Herbert Marcuse (1898-1979), filósofo alemán, naturalizado estadounidense, fue considerado en la década del 60 del siglo XX, uno de los principales teórico de la izquierda radical, liderizando, quizás sin proponérselo, un movimiento denominado “Nueva Izquierda”, que mantuvo posiciones muy críticas frente al orden establecido y a la cultura y las costumbres convencionales. El recordado mayo del 68 francés, fue una de las referencias prácticas de la influencia de Marcuse en la juventud revolucionaria de la época, que planteaba reivindicaciones más que beneficios de confort o comodidad. La era del “amor y la paz”, asumía a Marcuse como su interlocutor más excelso, aunque la gran mayoría de simpatizantes no supieran ni siquiera qué obras había escrito.
Hoy día se habla mucho de “revolución”; se ha vuelto un término común en el lenguaje de los pueblos subdesarrollados. La “revolución” significa para ellos esperanzas, posibilidades de cambiar su cotidianidad con la pobreza y llegar a un ámbito de bienestar en donde las preocupaciones ya sean “de qué color pintar la casa” y no “cómo haré para tener una casa”. Marcuse fue más ideólogo que filósofo; mediante su crítica radical, en expresión de Jean Michel Palmier, uno de los más agudos analista de sus ideas, de la ideología de toda la civilización industrial avanzada, ya fuera comunista o capitalista, justificó todas las tentativas violentas emprendidas para desarticularlas desde sus bases. En sus escritos, entre los que destaca “El hombre unidimensional” (1964), mostró que la unidad del marxismo y el psicoanálisis no daba nivel de los juegos de palabras, ni de las estructuras, sino en el de la pertenencia a una vivencia idéntica.
A Marcuse le interesó conocer en profundidad los escenarios en los cuales se desenvuelve la llamada sociedad industrial. Esa sociedad cargada de alienación y consumismo que le daba supremacía al “tener” sobre el “ser”. En uno de sus trabajos, titulado “El malestar de la cultura”, Marcuse describe al hombre de esa sociedad industrial como un ser decepcionado por la técnica; una técnica que le permitido dominar los espacios naturales pero que a su vez lo ha aislado del hombre mismo. Ese desenfreno, advertía Marcuse, lleva al hombre a producir condiciones de libertades confusas, en las que el caos anda suelto en todas sus acciones, por lo cual se requiere poner límites, poner orden. Restricciones que le devuelvan la cordura a la sociedad, pero ese orden ha de ir en concomitancia con valores sensibles del ser humano, no debe ser déspota ni autoritario, debe tener supremacía por su ejemplo y cordura y no por replicas desenfrenadas de caos y maltratos, propias de las sociedades primitivas.
Marcuse criticó duramente el llamado “socialismo real” de la extinta URSS bajo el mando de Stalin, reprochaba su ortodoxia y su camino alocado en la búsqueda por defender una doctrina marxista manipulada e ineficiente.
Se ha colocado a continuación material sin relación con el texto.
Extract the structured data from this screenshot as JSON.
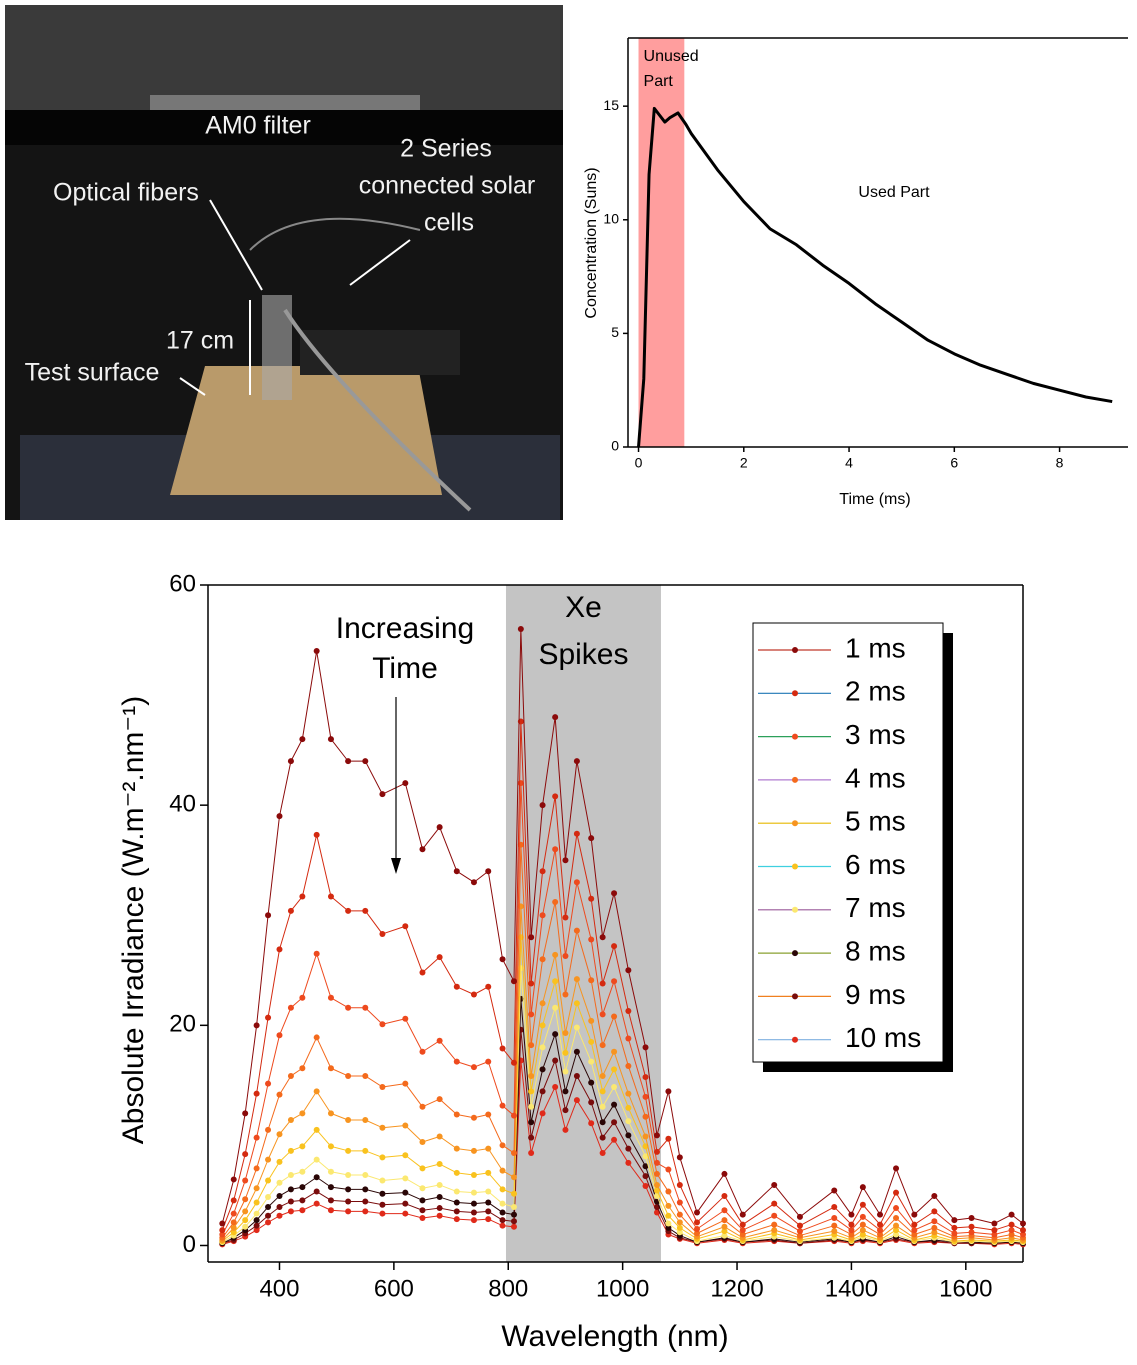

El capitalismo era un cruel enemigo que se valía de las deformaciones del comunismo para seguir perpetuándose.
Su visión crítica lo hace contemporáneo, lo acerca a las realidades de un nuevo orden mundial identificado por el imperio de la economía y el terrorismo; ya él había establecido, lo que en esencia sería su aporte teórico al pensamiento político, las tres realidades que debía superar la sociedad industrial: 1.- La masa proletaria, o explotada, debe imponerse por todos los medios, hasta los violentos, contra el sistema que le mantiene cautiva y dominada; 2.- Hay que volver a las raíces de las clases desposeídas para comprender sus necesidades, de lo contrario se estaría condenado a perder toda comprensión auténtica de la realidad; y 3.- La ideología de la coexistencia pacífica no tiene razón de ser ante un mundo cargado de imperios e intereses económicos, hay que propiciar un impulso revolucionario sostenido y sobre las cenizas de lo alcanzado construir una nueva sociedad.
Como se puede apreciar, Marcuse no sólo visualizó la amenaza de la sociedad industrial a los intereses de una sociedad de justicia y equidad, sino que apoyó la tesis maquiavélica del “fin justifica los medios” para impregnar el pensamiento de izquierda de la época de una dosis radical de actuación ante un enemigo inmensamente poderoso y destructor, como el capitalismo. Marcuse expresó que los males sociales sólo pueden superarse si se renuncia al proceso democrático liberal y se asume el costo humano y material de una revolución profunda y radical, en donde los mayores desafíos al orden establecido vendrían de los estudiantes y de grupos minoritarios, pero no de los trabajadores que, según él, estaban comprometidos con el orden imperante promovido por la propia sociedad industrial. Es posible que ciertos sectores del mundo político actual, tanto de derecha como de izquierda, estén pensando de manera similar y radical a como pensó Marcuse y por lo cual aún no ha sido olvidado.